There we were this past Sunday, almost done with our Palm and Passion reading of The Cry of the Whole Congregation, a dramatic reading of the passion according to Luke as envisioned by noted Lutheran author Walter Wangerin, Jr. We'd walked into Jerusalem, singing All Glory, Laud and Honor. We'd been to the Last Supper, and we'd gone to dark Gethsemane. Judas' betrayal, Pilate's equivocating, Herod's duplicity, Peter's denial - all come and gone. Jesus commended his spirit into the Father's hands. Powerful, powerful stuff. Our congregation has mentioned several times how much they appreciated this week's worship series. But within all of that was the one moment that started the sermon snowball rolling for me this week. It was here:
PILATE: Now there was a man named Joseph from the town of Arimathea, a righteous man, one looking for the kingdom of God. This man went to Pilate and asked for the body of Jesus. Then he took it down and wrapped it in a linen shroud, and laid him in a rock-hewn tomb, where no one had ever yet been laid.
Did you see it?

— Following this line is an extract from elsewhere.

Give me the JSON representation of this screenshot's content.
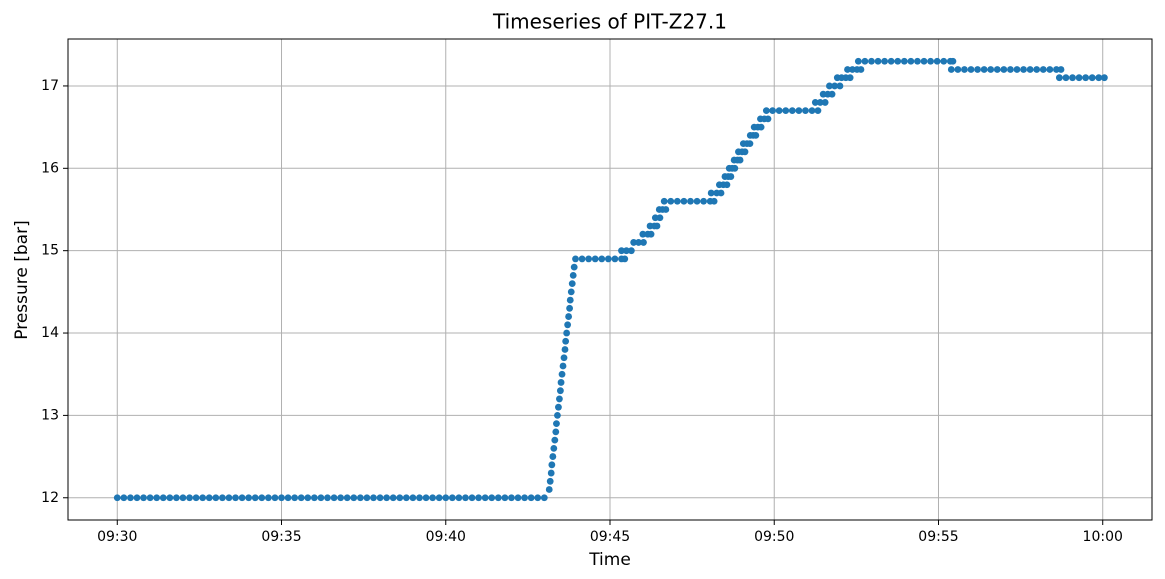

You maybe didn't. That's how it often happens for me. These scriptures, this Word of God which has been speaking to me all my life, reached out of the book and grabbed me by my goatee and started shaking me about (I don't have any hair on my head, so God grabs where God can get hold of me).
Joseph of Arimathea, looking for the kingdom of God, found Jesus hanging on the cross. This is the kingdom of God.
One moment in the middle of worship, a word came to me in a way it never has before. After ten years of doing this work, I've learned to pay attention when that happens, to let it go where it needs to go because it isn't me doing the work at that moment, it's the Spirit. Four days later, I'm elbows deep in a sermon series for Maundy Thursday, Good Friday and Easter:
Maundy Thursday: The Kingdom of God - Founded in Glorious Love
Good Friday: The Kingdom of God - Revealed Upon the Cross of Jesus
Easter Sunday: The Kingdom of God - Raised Into New Life with Christ
I'm still working it all out. I'll spend quite a few more hours hunched over my computer typing away, and likely the end result won't look entirely like I envision it at the moment. But this is the thrill of the preaching office. This is how sermons get started. This is how the Word of God gets loose in the world. This is why, some Sundays, the pulpit feels like a prize bull in the chute, and I, poor little white-knuckled preacher that I am, have to settle my grip and hold on for dear life.